2. Aux termes de l’article 20 de la loi du 10 juillet 1991 susvisée : « Dans les cas d’urgence () l’admission provisoire à l’aide juridictionnelle peut être prononcée soit par le président du bureau ou de la section compétente du bureau d’aide juridictionnelle, soit par la juridiction compétente ou son président () ». Il y a lieu, en raison de l’urgence à statuer, de prononcer l’admission provisoire de M. C au bénéfice de l’aide juridictionnelle.
3. En premier lieu, si le requérant fait valoir que la mesure d’éloignement est entachée d’une erreur manifeste d’appréciation en ce que le préfet de police n’a pas suffisamment pris en compte son état de vulnérabilité et, en particulier, son état psychiatrique, il ne justifie pas de cet état par la seule production d’un avis médical estimant que cet état est compatible avec une garde à vue et lui prescrivant du doliprane.
4. En second lieu, s’agissant de la décision fixant le pays de renvoi, si M. C expose qu’il ne pourrait être pris en charge médicalement dans son propre pays, comme il a déjà été dit, il ne justifie pas de l’état de santé qu’il allègue.
5. Il résulte de ce qui précède que le surplus des conclusions de la requête de M. C doit être rejeté.
D E C I DE :
Article 1er : M. C est admis, à titre provisoire, au bénéfice de l’aide juridictionnelle.

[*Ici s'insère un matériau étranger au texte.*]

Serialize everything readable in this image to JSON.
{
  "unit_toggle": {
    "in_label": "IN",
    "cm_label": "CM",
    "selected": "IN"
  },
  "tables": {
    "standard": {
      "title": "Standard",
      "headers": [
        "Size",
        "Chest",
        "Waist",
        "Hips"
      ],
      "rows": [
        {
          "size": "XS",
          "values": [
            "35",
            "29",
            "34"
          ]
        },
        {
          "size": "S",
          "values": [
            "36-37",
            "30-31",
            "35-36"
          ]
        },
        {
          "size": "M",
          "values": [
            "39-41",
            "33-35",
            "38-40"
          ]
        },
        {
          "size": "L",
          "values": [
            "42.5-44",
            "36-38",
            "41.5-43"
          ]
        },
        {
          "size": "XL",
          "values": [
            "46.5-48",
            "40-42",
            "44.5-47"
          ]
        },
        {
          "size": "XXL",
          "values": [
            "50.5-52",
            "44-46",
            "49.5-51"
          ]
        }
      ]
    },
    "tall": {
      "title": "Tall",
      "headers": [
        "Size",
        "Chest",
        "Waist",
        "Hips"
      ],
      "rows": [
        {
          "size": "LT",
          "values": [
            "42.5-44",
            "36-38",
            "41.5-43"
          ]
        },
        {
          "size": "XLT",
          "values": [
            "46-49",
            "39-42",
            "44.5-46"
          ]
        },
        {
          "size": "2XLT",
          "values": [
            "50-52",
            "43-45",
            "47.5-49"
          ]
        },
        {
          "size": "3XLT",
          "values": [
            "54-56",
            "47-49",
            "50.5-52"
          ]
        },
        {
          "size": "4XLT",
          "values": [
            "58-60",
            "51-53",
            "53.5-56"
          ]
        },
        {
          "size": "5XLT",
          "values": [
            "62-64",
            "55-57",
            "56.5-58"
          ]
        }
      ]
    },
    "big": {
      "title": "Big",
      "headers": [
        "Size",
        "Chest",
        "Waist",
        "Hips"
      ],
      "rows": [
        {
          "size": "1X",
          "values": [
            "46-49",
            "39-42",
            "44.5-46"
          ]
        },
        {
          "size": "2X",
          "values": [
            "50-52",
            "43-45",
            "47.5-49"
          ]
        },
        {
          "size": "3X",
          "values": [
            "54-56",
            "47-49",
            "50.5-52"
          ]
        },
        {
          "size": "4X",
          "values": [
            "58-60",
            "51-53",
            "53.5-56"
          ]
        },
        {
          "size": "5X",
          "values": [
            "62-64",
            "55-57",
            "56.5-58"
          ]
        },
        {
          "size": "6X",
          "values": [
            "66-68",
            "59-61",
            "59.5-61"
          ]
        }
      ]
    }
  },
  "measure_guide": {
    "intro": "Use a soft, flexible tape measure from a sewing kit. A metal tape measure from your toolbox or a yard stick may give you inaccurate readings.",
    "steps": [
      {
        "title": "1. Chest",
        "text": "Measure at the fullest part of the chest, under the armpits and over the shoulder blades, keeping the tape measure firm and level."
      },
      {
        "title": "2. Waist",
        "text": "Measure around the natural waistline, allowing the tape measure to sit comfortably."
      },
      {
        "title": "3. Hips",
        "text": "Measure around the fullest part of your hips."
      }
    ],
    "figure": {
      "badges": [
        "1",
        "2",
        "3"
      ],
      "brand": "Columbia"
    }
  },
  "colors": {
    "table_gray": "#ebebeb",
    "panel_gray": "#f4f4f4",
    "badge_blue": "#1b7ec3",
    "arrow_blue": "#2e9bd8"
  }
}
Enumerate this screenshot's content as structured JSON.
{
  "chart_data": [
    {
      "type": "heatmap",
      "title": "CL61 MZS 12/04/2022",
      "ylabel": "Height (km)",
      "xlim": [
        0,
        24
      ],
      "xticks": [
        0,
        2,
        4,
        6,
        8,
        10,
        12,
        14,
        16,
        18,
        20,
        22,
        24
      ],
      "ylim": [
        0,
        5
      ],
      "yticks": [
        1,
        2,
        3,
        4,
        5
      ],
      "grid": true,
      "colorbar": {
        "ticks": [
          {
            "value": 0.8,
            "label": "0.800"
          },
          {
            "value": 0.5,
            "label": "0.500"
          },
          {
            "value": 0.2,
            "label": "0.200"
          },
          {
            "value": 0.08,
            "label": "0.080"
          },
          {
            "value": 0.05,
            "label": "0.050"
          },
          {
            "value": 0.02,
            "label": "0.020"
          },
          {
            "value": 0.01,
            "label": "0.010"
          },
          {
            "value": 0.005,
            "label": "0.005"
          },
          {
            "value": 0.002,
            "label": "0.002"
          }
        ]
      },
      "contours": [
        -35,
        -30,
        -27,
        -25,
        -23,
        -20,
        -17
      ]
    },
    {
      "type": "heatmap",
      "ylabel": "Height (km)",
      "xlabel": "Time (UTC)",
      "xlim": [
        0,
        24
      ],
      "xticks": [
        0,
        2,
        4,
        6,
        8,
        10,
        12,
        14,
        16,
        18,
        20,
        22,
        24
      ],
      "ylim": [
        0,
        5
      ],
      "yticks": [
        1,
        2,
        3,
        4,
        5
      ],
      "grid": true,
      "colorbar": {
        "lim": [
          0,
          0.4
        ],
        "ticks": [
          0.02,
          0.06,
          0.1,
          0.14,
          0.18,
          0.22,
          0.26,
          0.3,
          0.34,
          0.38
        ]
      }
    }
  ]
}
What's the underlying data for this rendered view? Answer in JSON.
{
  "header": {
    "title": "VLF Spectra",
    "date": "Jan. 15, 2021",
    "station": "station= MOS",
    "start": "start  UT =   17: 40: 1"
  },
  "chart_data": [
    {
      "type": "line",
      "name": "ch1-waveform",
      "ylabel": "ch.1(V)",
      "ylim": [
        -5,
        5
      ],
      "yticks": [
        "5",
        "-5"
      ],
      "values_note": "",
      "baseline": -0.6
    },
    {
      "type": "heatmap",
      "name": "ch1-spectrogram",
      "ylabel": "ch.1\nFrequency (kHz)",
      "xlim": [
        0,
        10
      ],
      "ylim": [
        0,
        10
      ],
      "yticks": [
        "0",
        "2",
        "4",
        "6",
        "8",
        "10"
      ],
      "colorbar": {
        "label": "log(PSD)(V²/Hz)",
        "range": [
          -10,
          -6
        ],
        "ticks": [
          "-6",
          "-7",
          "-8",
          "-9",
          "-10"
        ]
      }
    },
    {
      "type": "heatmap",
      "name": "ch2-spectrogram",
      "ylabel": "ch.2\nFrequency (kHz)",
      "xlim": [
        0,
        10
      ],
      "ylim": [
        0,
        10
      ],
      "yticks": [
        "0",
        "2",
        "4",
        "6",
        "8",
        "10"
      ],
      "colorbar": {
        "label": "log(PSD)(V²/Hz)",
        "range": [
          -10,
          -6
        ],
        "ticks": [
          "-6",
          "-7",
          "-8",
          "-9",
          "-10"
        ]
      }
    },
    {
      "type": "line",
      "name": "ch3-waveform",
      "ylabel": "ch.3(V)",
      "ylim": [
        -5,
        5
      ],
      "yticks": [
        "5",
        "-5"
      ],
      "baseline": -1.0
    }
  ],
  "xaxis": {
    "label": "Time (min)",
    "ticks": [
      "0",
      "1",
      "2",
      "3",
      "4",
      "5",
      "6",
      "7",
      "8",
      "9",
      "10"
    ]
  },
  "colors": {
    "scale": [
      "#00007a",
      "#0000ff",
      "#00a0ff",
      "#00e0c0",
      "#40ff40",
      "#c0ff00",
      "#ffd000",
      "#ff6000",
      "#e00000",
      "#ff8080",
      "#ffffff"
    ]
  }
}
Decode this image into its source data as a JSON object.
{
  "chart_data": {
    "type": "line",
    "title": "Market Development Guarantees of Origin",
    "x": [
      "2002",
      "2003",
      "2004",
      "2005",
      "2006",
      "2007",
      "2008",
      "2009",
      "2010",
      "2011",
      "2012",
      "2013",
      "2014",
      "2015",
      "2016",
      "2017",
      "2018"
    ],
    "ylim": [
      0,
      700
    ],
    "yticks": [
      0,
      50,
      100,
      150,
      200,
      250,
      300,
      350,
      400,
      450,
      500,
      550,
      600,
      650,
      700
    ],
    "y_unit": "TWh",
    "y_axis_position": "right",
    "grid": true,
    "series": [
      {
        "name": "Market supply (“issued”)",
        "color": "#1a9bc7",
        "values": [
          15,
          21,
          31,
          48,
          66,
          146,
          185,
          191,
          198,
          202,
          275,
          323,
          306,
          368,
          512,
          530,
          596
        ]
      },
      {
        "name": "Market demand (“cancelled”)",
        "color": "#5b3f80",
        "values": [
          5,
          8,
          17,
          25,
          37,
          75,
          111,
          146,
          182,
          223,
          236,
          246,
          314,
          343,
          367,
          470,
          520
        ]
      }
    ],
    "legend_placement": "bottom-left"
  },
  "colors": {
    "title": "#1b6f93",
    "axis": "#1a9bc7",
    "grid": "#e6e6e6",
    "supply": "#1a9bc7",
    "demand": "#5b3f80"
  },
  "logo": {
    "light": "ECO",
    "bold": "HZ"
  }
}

Article 2 : Le surplus de la requête de M. C est rejeté.
Article 3 : Le présent jugement sera notifié à M. A C et au préfet de police.
Fait à Versailles, le 14 août 2025.
Le magistrat désigné,
signé
D. Kaczynski
La République mande et ordonne au préfet de Police, en ce qui le concerne, ou à tous commissaires de justice à ce requis, en ce qui concerne les voies de droit commun, contre les parties privées, de pourvoir à l’exécution de la présente décision.